A la faveur de la remontée du dollar, la France espère un regain des exportations au milieu de l’hiver, époque de l’année ou la logistique est moins bien assurée que le reste de l’année à partir des ports de la Mer Noire. A ce propos, une cargaison de 25 000 tonnes de maïs partie de la Mer Noire demeure bloquée depuis la mi-décembre dans le port de Brest.L’Humanité lui avait consacré un article dans son édition du 23 décembre dernier. La cargaison était destinée à l’usine d’aliments du bétail de Plouisy, près de Guingamp dans les Côtes d’Armor. Mais au port de Brest on a décelé dans cette cargaison une importante concentration de phosphine. Ce produit de traitement des insectes et des acariens est hautement toxique pour les mammifères et donc pour les humains. Ce produit n’est plus autorisé en France. Mais il a été massivement utilisé en Roumanie un pays membre de l’Union européenne, sans que l’on sache si ce fut dans un silo de conservation du grain ou dans la mise en culture.

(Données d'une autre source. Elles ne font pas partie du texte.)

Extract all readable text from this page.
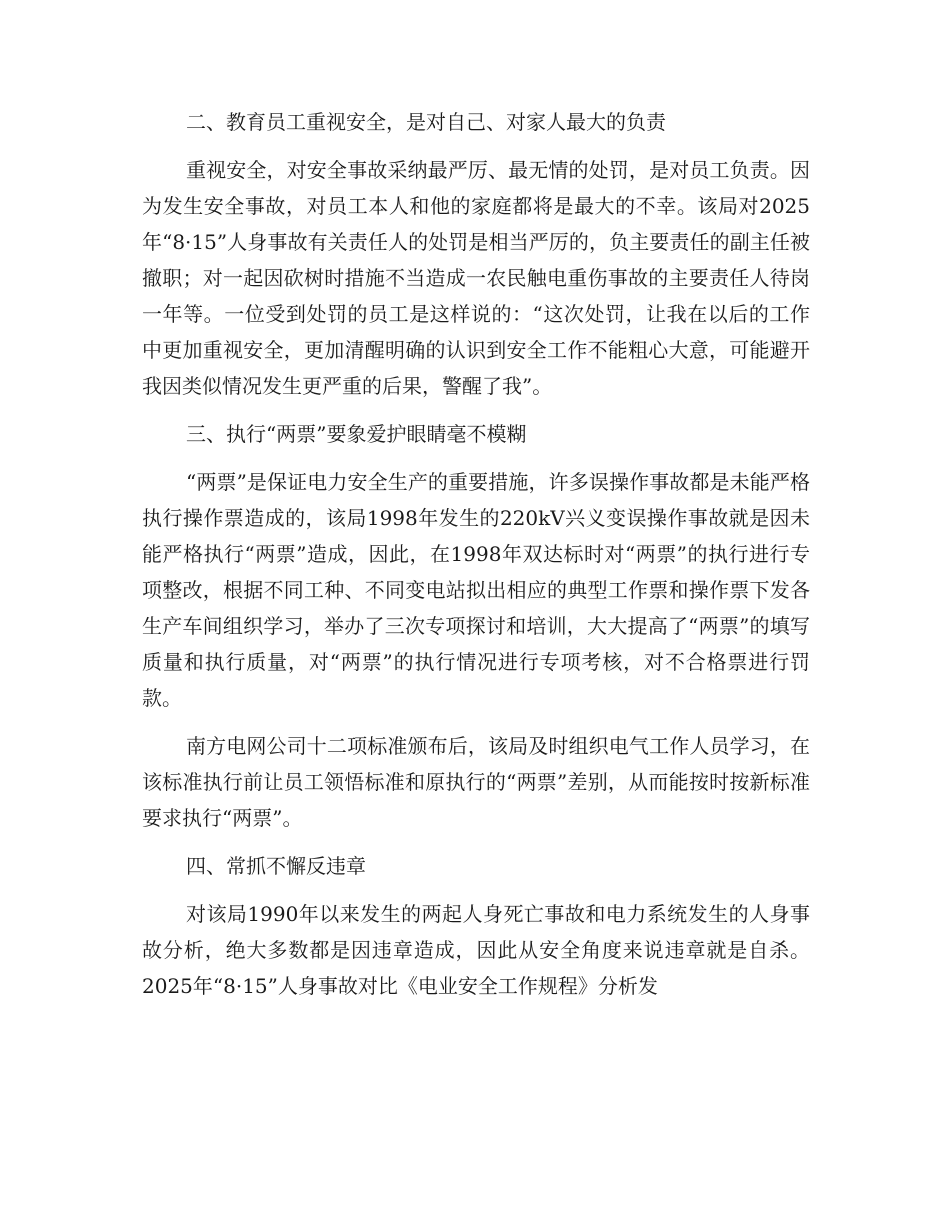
二、教育员工重视安全，是对自己、对家人最大的负责

重视安全，对安全事故采纳最严厉、最无情的处罚，是对员工负责。因为发生安全事故，对员工本人和他的家庭都将是最大的不幸。该局对2025年“8·15”人身事故有关责任人的处罚是相当严厉的，负主要责任的副主任被撤职；对一起因砍树时措施不当造成一农民触电重伤事故的主要责任人待岗一年等。一位受到处罚的员工是这样说的：“这次处罚，让我在以后的工作中更加重视安全，更加清醒明确的认识到安全工作不能粗心大意，可能避开我因类似情况发生更严重的后果，警醒了我”。

三、执行“两票”要象爱护眼睛毫不模糊

“两票”是保证电力安全生产的重要措施，许多误操作事故都是未能严格执行操作票造成的，该局1998年发生的220kV兴义变误操作事故就是因未能严格执行“两票”造成，因此，在1998年双达标时对“两票”的执行进行专项整改，根据不同工种、不同变电站拟出相应的典型工作票和操作票下发各生产车间组织学习，举办了三次专项探讨和培训，大大提高了“两票”的填写质量和执行质量，对“两票”的执行情况进行专项考核，对不合格票进行罚款。

南方电网公司十二项标准颁布后，该局及时组织电气工作人员学习，在该标准执行前让员工领悟标准和原执行的“两票”差别，从而能按时按新标准要求执行“两票”。

四、常抓不懈反违章

对该局1990年以来发生的两起人身死亡事故和电力系统发生的人身事故分析，绝大多数都是因违章造成，因此从安全角度来说违章就是自杀。2025年“8·15”人身事故对比《电业安全工作规程》分析发
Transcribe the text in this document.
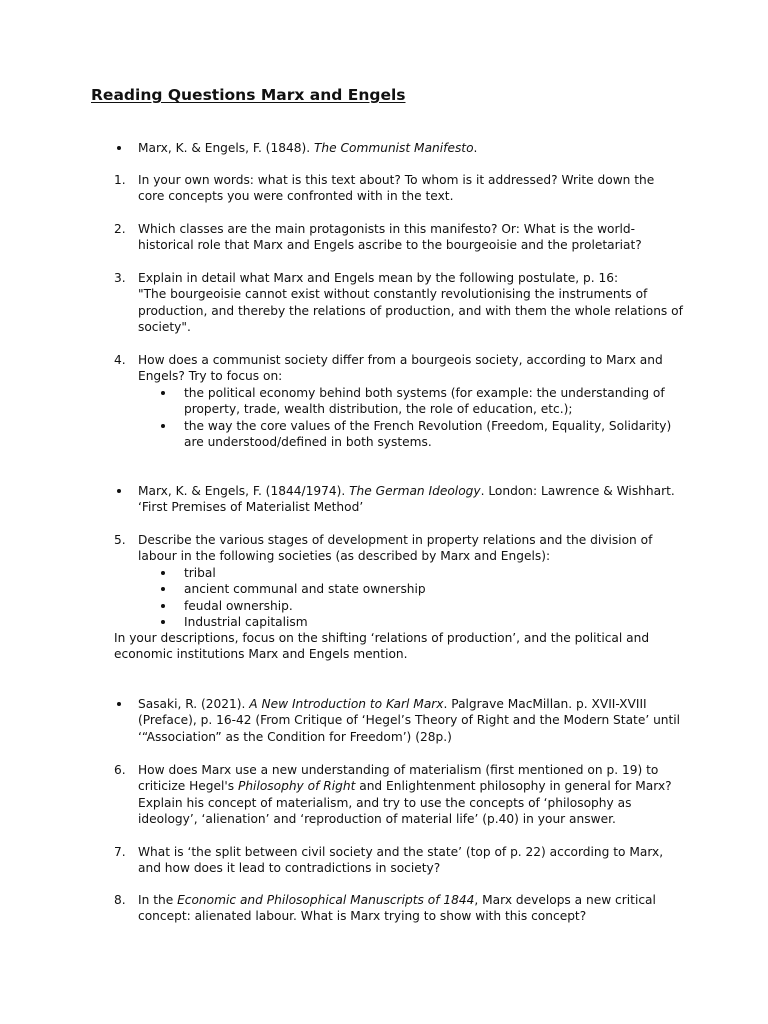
Reading Questions Marx and Engels
Marx, K. & Engels, F. (1848). The Communist Manifesto.
1. In your own words: what is this text about? To whom is it addressed? Write down the core concepts you were confronted with in the text.
2. Which classes are the main protagonists in this manifesto? Or: What is the world-historical role that Marx and Engels ascribe to the bourgeoisie and the proletariat?
3. Explain in detail what Marx and Engels mean by the following postulate, p. 16:
"The bourgeoisie cannot exist without constantly revolutionising the instruments of production, and thereby the relations of production, and with them the whole relations of society".
4. How does a communist society differ from a bourgeois society, according to Marx and Engels? Try to focus on:
the political economy behind both systems (for example: the understanding of property, trade, wealth distribution, the role of education, etc.);
the way the core values of the French Revolution (Freedom, Equality, Solidarity) are understood/defined in both systems.
Marx, K. & Engels, F. (1844/1974). The German Ideology. London: Lawrence & Wishhart.
‘First Premises of Materialist Method’
5. Describe the various stages of development in property relations and the division of labour in the following societies (as described by Marx and Engels):
tribal
ancient communal and state ownership
feudal ownership.
Industrial capitalism
In your descriptions, focus on the shifting ‘relations of production’, and the political and economic institutions Marx and Engels mention.
Sasaki, R. (2021). A New Introduction to Karl Marx. Palgrave MacMillan. p. XVII-XVIII (Preface), p. 16-42 (From Critique of ‘Hegel’s Theory of Right and the Modern State’ until ‘“Association” as the Condition for Freedom’) (28p.)
6. How does Marx use a new understanding of materialism (first mentioned on p. 19) to criticize Hegel's Philosophy of Right and Enlightenment philosophy in general for Marx? Explain his concept of materialism, and try to use the concepts of ‘philosophy as ideology’, ‘alienation’ and ‘reproduction of material life’ (p.40) in your answer.
7. What is ‘the split between civil society and the state’ (top of p. 22) according to Marx, and how does it lead to contradictions in society?
8. In the Economic and Philosophical Manuscripts of 1844, Marx develops a new critical concept: alienated labour. What is Marx trying to show with this concept?
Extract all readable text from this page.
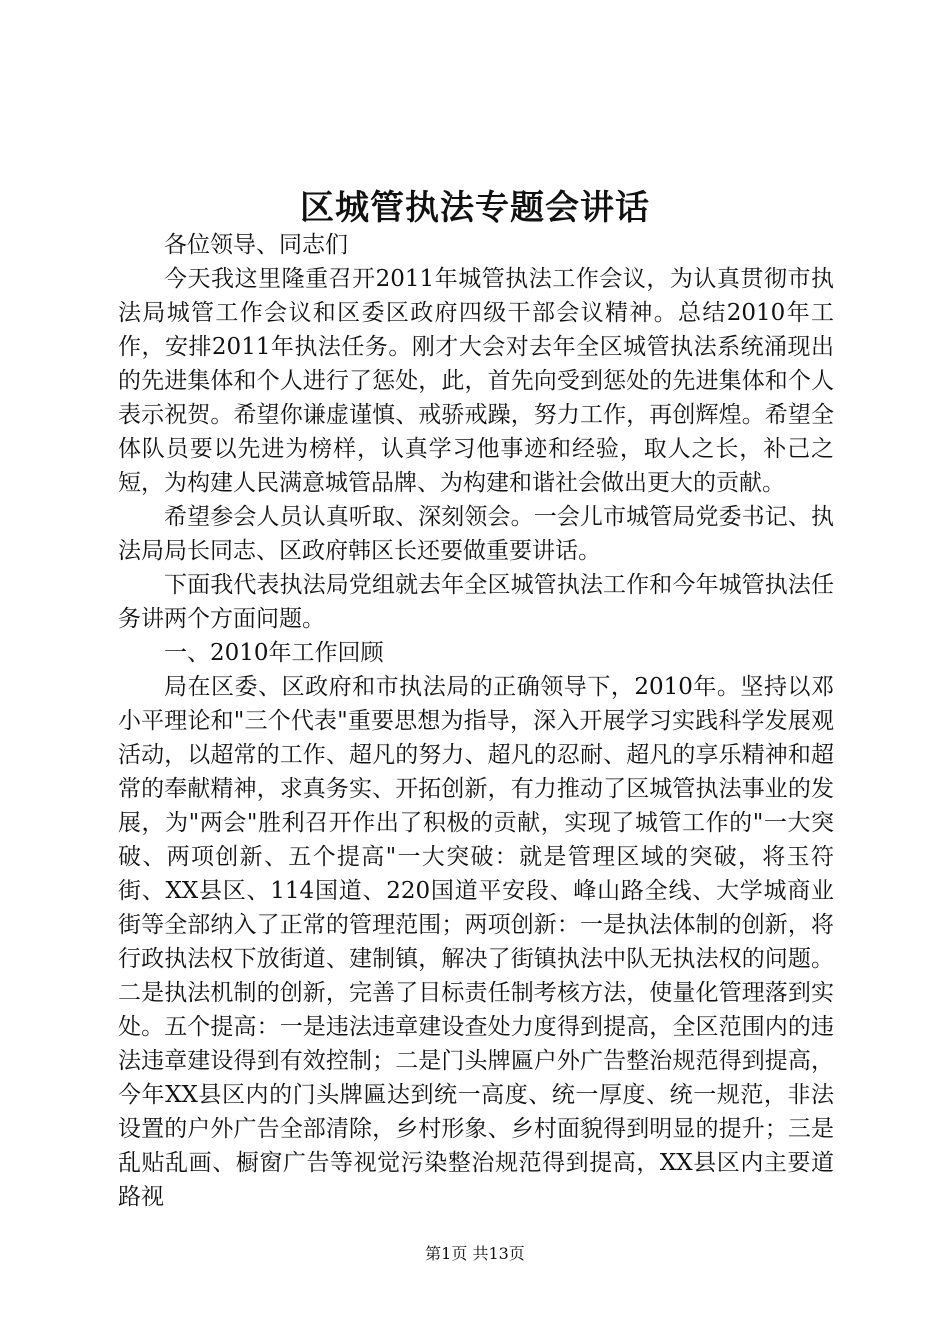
区城管执法专题会讲话

各位领导、同志们

今天我这里隆重召开2011年城管执法工作会议，为认真贯彻市执法局城管工作会议和区委区政府四级干部会议精神。总结2010年工作，安排2011年执法任务。刚才大会对去年全区城管执法系统涌现出的先进集体和个人进行了惩处，此，首先向受到惩处的先进集体和个人表示祝贺。希望你谦虚谨慎、戒骄戒躁，努力工作，再创辉煌。希望全体队员要以先进为榜样，认真学习他事迹和经验，取人之长，补己之短，为构建人民满意城管品牌、为构建和谐社会做出更大的贡献。

希望参会人员认真听取、深刻领会。一会儿市城管局党委书记、执法局局长同志、区政府韩区长还要做重要讲话。

下面我代表执法局党组就去年全区城管执法工作和今年城管执法任务讲两个方面问题。

一、2010年工作回顾

局在区委、区政府和市执法局的正确领导下，2010年。坚持以邓小平理论和"三个代表"重要思想为指导，深入开展学习实践科学发展观活动，以超常的工作、超凡的努力、超凡的忍耐、超凡的享乐精神和超常的奉献精神，求真务实、开拓创新，有力推动了区城管执法事业的发展，为"两会"胜利召开作出了积极的贡献，实现了城管工作的"一大突破、两项创新、五个提高"一大突破：就是管理区域的突破，将玉符街、XX县区、114国道、220国道平安段、峰山路全线、大学城商业街等全部纳入了正常的管理范围；两项创新：一是执法体制的创新，将行政执法权下放街道、建制镇，解决了街镇执法中队无执法权的问题。二是执法机制的创新，完善了目标责任制考核方法，使量化管理落到实处。五个提高：一是违法违章建设查处力度得到提高，全区范围内的违法违章建设得到有效控制；二是门头牌匾户外广告整治规范得到提高，今年XX县区内的门头牌匾达到统一高度、统一厚度、统一规范，非法设置的户外广告全部清除，乡村形象、乡村面貌得到明显的提升；三是乱贴乱画、橱窗广告等视觉污染整治规范得到提高，XX县区内主要道路视

第1页 共13页
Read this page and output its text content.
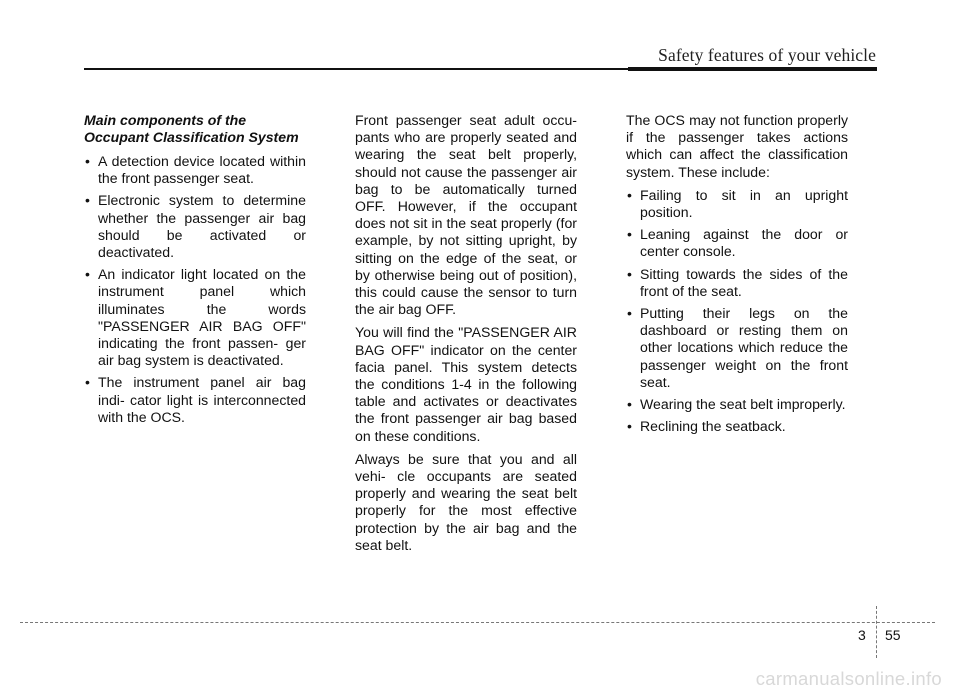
Safety features of your vehicle
Main components of the
Occupant Classification System
• A detection device located within the front passenger seat.
• Electronic system to determine whether the passenger air bag should be activated or deactivated.
• An indicator light located on the instrument panel which illuminates the words "PASSENGER AIR BAG OFF" indicating the front passen- ger air bag system is deactivated.
• The instrument panel air bag indi- cator light is interconnected with the OCS.

Front passenger seat adult occu- pants who are properly seated and wearing the seat belt properly, should not cause the passenger air bag to be automatically turned OFF. However, if the occupant does not sit in the seat properly (for example, by not sitting upright, by sitting on the edge of the seat, or by otherwise being out of position), this could cause the sensor to turn the air bag OFF.

You will find the "PASSENGER AIR BAG OFF" indicator on the center facia panel. This system detects the conditions 1-4 in the following table and activates or deactivates the front passenger air bag based on these conditions.

Always be sure that you and all vehi- cle occupants are seated properly and wearing the seat belt properly for the most effective protection by the air bag and the seat belt.

The OCS may not function properly if the passenger takes actions which can affect the classification system. These include:

• Failing to sit in an upright position.
• Leaning against the door or center console.
• Sitting towards the sides of the front of the seat.
• Putting their legs on the dashboard or resting them on other locations which reduce the passenger weight on the front seat.
• Wearing the seat belt improperly.
• Reclining the seatback.
3 55
carmanualsonline.info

Près d’un mois après son arrivée à Brest, ce maïs dont le transport de Brest à Plouisy nécessiterait le chargement de plus de 800 camions est toujours bloqué au port. Dans un communiqué, la fédération communiste de Finistère et la section de Brest du PCF s’étonnent d’entendre dire par le représentant du préfet que « ce n’est pas un sujet de santé publique». Elles relèvent que selon les dockers du port de Brest « il aurait suffit de respirer le gaz au dessus de la cal pour partir en un quart d’heure » lors du déchargement de ce maïs toxique. Et le communiqué des communistes finistériens de tirer cette conclusion : « Il est urgent de tourner le dos à une agriculture intensive et polluante qui s’est développée sous la pression de la finance, et d’engager une transition écologique vers une agriculture paysanne relocalisée, permettant aux agriculteurs de vivre de leur travail et aux consommateurs d’accéder à une alimentation saine et de qualité ».
On pourrait avec cette affaire parler des dessous de la mondialisation. Sauf qu’il s’agit dans le cas qui nous occupe de commerce intra-communautaire avec des pays qui, au sein de l’Union européenne, n’appliquent pas les mêmes règles concernant la sécurité sanitaire des aliments pour les humains et le bétail. Et que dire des risques que l’on fait prendre aux travailleurs amenés à manipuler ces produits toxiques ?
Il faut aussi savoir que la France est un exportateur net de maïs grain. Et que le maïs français peut, en théorie, être livré par trains entiers en gare de Guingamp, à moins de dix kilomètres de l’usine d’aliments du bétail de Plouisy. Mais il est probable que le maïs toxique en provenance de Roumanie était bradé en raison de sa toxicité. Les dirigeants de la coopérative Triskalia ont cru pouvoir baisser le prix de revient de leurs aliments du bétail en achetant ce maïs de Roumanie dont ils ne pouvaient savoir qu’il était empoisonné. Néanmoins, ils n’ont pas joué collectif en faveur de l’intérêt général via cette importation à bas prix alors que les coopératives ont été créées pour mieux rémunérer les producteurs d’une façon générale.